The Supreme Court Thursday ruled 9-0 that the EPA went too far with its enforcement of the Clean Water Act. Micheal Clements tells us the ruling could have a major impact on the Waters of the U.S. Rule.
Clements: The Supreme Court released its opinion on the Sackett v. EPA case, limiting the scope of the Clean Water Act. Travis Cushman, American Farm Bureau Federation Deputy General Counsel, says the ruling confirms that the EPA clearly overstepped its authority under the Clean Water Act.
Cushman: The court unanimously ruled in favor of the Sackett family. This is a huge, huge win. Essentially, the EPA and the US Army Corps definition of WOTUS, the court found to be just wildly unlawful, not even close to what it should look like.
Clements: Cushman says the Supreme Court decision brings more clarity to the rule for farmers and ranchers.
Cushman: The interpretation the Supreme Court adopted was the same one that we've been advocating for. Basically, it means that farms and ranches should now be able to have much greater clarity on where jurisdiction begins and ends, what features in their lands are safe to farm on. Beforehand, the EPA could essentially claim jurisdiction over almost anything, and now that ability of the EPA is much, much, more limited to things that the Clean Water Act actually contemplates as waters.
Clements: Cushman says the ruling does not vacate the 2023 WOTUS Rule, but practically that rule is now gutted.

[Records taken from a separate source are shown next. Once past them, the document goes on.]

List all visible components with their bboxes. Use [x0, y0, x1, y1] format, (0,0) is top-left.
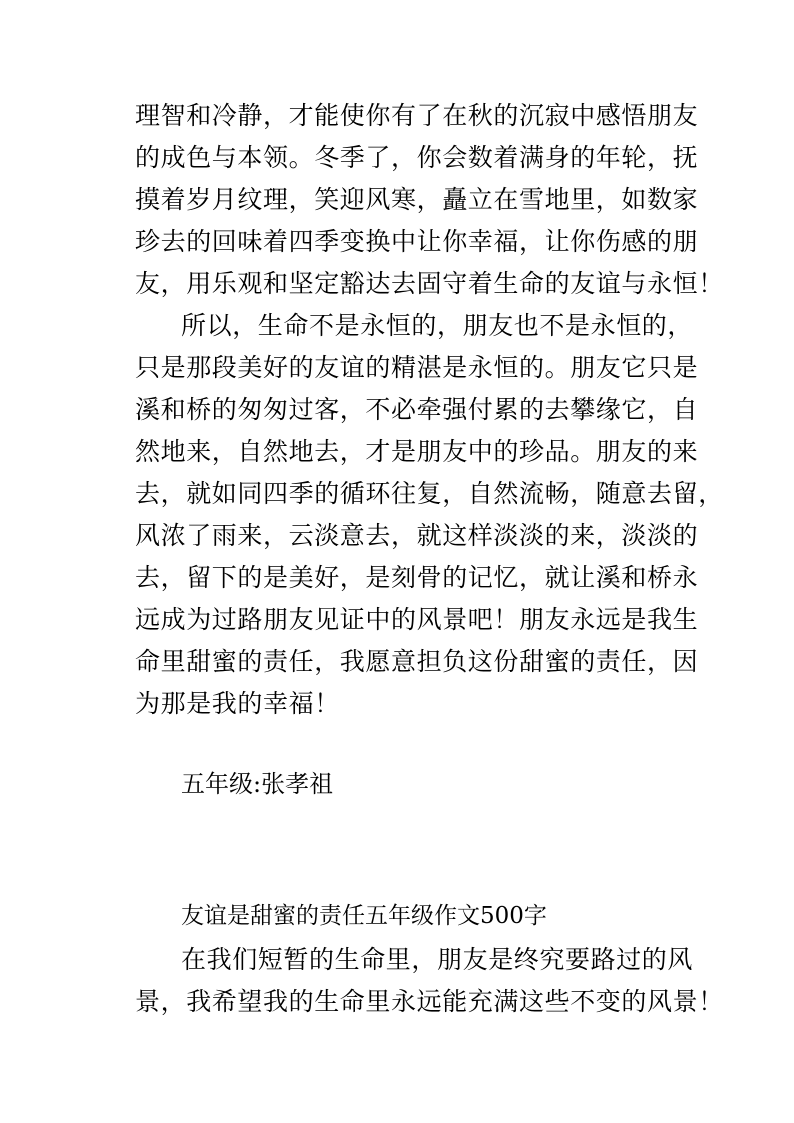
- paragraph-line: 只是那段美好的友谊的精湛是永恒的。朋友它只是: [135, 353, 699, 382]
- paragraph-line: 风浓了雨来，云淡意去，就这样淡淡的来，淡淡的: [135, 521, 699, 550]
- paragraph-line: 命里甜蜜的责任，我愿意担负这份甜蜜的责任，因: [135, 647, 699, 676]
- paragraph-line: 在我们短暂的生命里，朋友是终究要路过的风: [181, 945, 694, 974]
- paragraph-line: 珍去的回味着四季变换中让你幸福，让你伤感的朋: [135, 227, 699, 256]
- paragraph-line: 理智和冷静，才能使你有了在秋的沉寂中感悟朋友: [135, 101, 699, 130]
- paragraph-line: 的成色与本领。冬季了，你会数着满身的年轮，抚: [135, 143, 699, 172]
- essay-title: 友谊是甜蜜的责任五年级作文500字: [181, 903, 547, 929]
- paragraph-line: 溪和桥的匆匆过客，不必牵强付累的去攀缘它，自: [135, 395, 699, 424]
- author-signature: 五年级:张孝祖: [181, 770, 334, 798]
- paragraph-line: 为那是我的幸福！: [135, 689, 340, 718]
- paragraph-line: 摸着岁月纹理，笑迎风寒，矗立在雪地里，如数家: [135, 185, 699, 214]
- paragraph-line: 去，就如同四季的循环往复，自然流畅，随意去留，: [135, 479, 724, 508]
- paragraph-line: 然地来，自然地去，才是朋友中的珍品。朋友的来: [135, 437, 699, 466]
- paragraph-line: 景，我希望我的生命里永远能充满这些不变的风景！: [135, 987, 724, 1016]
- paragraph-line: 所以，生命不是永恒的，朋友也不是永恒的，: [181, 311, 694, 340]
- paragraph-line: 友，用乐观和坚定豁达去固守着生命的友谊与永恒！: [135, 269, 724, 298]
- paragraph-line: 远成为过路朋友见证中的风景吧！朋友永远是我生: [135, 605, 699, 634]
- paragraph-line: 去，留下的是美好，是刻骨的记忆，就让溪和桥永: [135, 563, 699, 592]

Cushman: It does not directly impact the current rule explicitly, except the court does talk about the current rule. It says the current rule would not withstand judicial scrutiny, it would be unlawful so the current rule remains in the book. But practically speaking, EPA, the U.S. Army Corps can't be implementing it anywhere, and the EPA will need to go back we write a new rule. Right now, AFBF is suing the EPA and the Corps over this current rule, so hopefully those cases will now be very easy for us to win.